The evolution of the relationship between the world’s most populous countries was the starting point for Dr Liu’s presentation, titled From multilateralism to realism?: China in India’s Post-COVID-19 Indo-Pacific Concepts.

 

“In the 1950s, India was the first Asian country to recognise the newly-founded People’s Republic of China,” Dr Liu noted. Jawaharlal Nehru, India’s first Prime Minister, was keen to form a united front against colonialism.

 

However, after a honeymoon period of several years, a border war between the nations broke out in 1962. Relations only began to thaw again in the 1980s, but by the 1990s agreement could be reached on confidence building measures designed to de-escalate tensions.

 

Even so, in recent years, border clashes have once more signalled a deteriorating relationship between Beijing and New Delhi. This has occurred despite mechanisms being in place for resolving conflicts between the two governments, the two militaries and between the two foreign ministries. But why should this be, Dr Liu wondered?

 

He believes the answers can be found at the strategic level. The expansion of China’s influence in the Indian Ocean region, through initiatives such as the Belt and Road, put the Indian government on alert. Unable to compete on the funding of infrastructure projects, as China has strengthened its ties with countries such as Nepal, Sri Lanka and, in particular, Pakistan, India has come to feel surrounded, and as if it’s losing control of the countries within its sphere of influence.

 

“In recent years India has changed the focus of its foreign policy,” Dr Lui explained. It used to seek to maintain its strategic autonomy, and maintain its status as a non-aligned country, distanced from US influence. Now, though, it is more open to working with the US, and other countries, to deal with what it sees as a threat from China.

 

The COVID pandemic has only worsened this strained relationship and led to a breakdown in contact between the two nations. China’s focus is now no longer on improving relations with India, and its offer to work in partnership with India to resolve political issues in the region is no longer on the table.

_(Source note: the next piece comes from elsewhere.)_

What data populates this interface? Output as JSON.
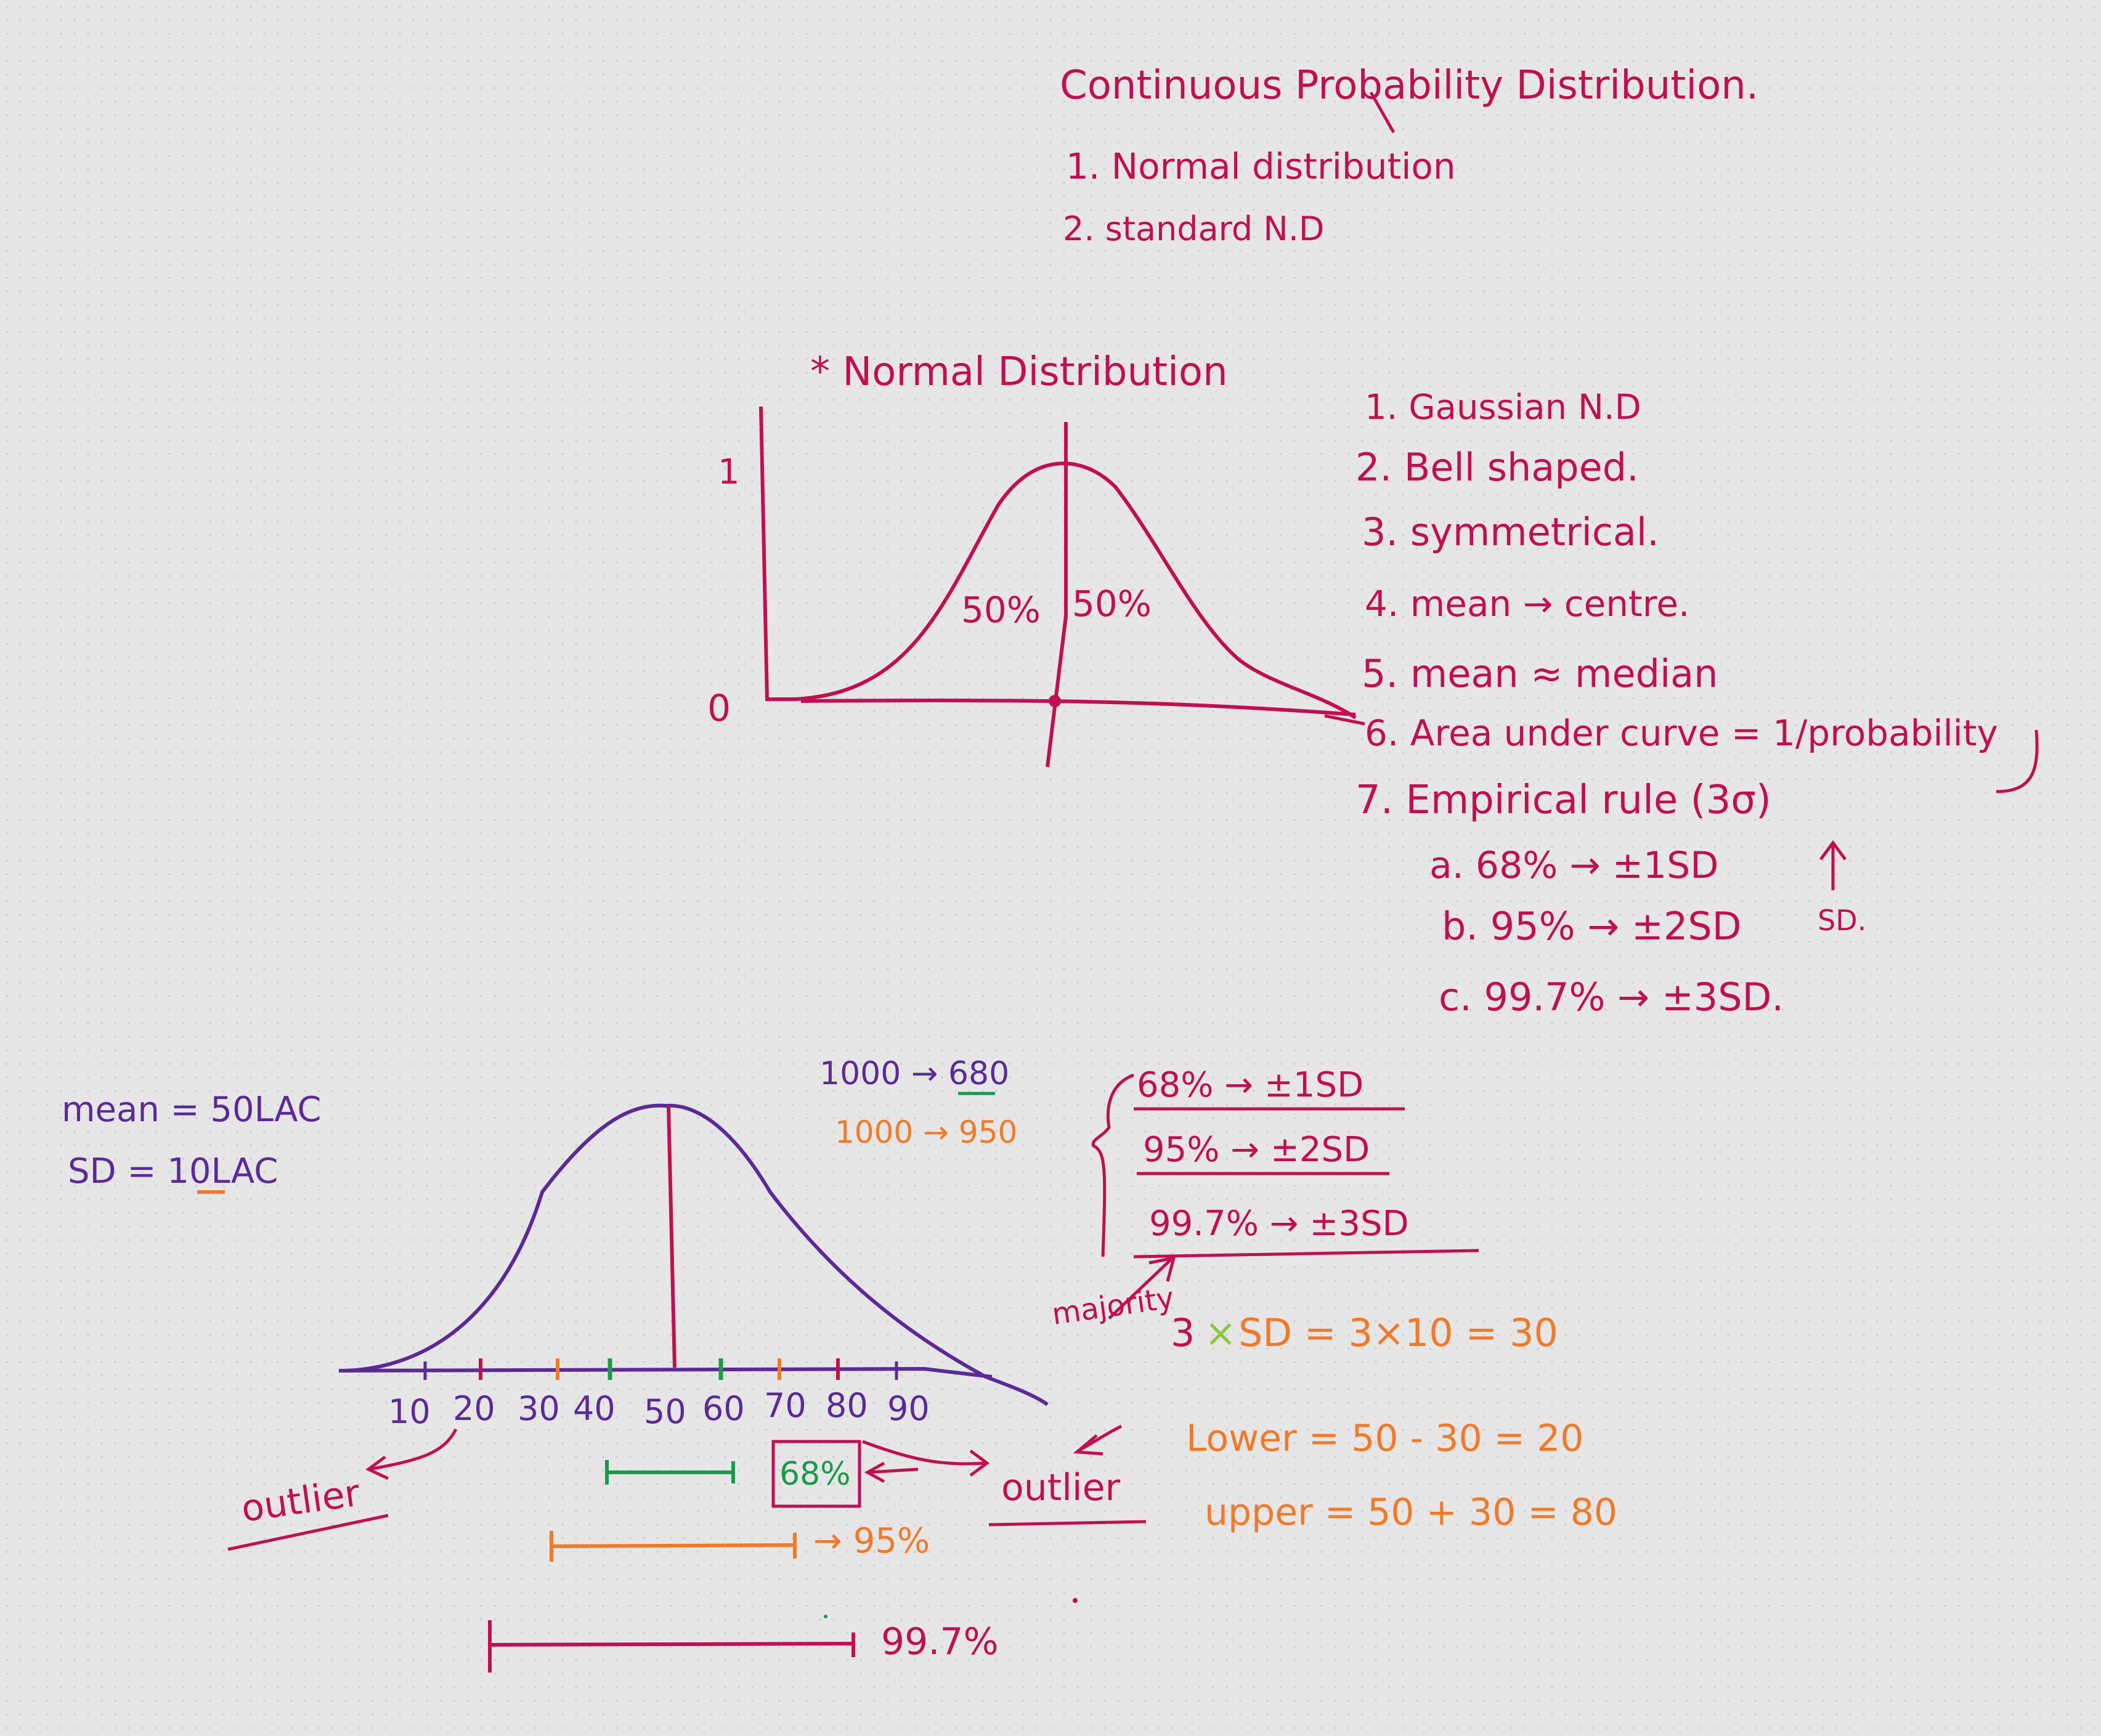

And, while India recently conducted joint exercises with the French airforce, China is building more military bases and airfields along their mutual border.

 

The launch of the China and India Webinar Series engages scholars from Lingnan University and Flame University in dialogues and debates on development and policy issues related to China and India. The Webinar also offers great learning experiences for students who are interested in the newly launched Master of China and Regional Studies at Lingnan University. Students enrolling in the new Master programme will have the opportunity to dialogue with leading scholars and postgraduate students across the two universities.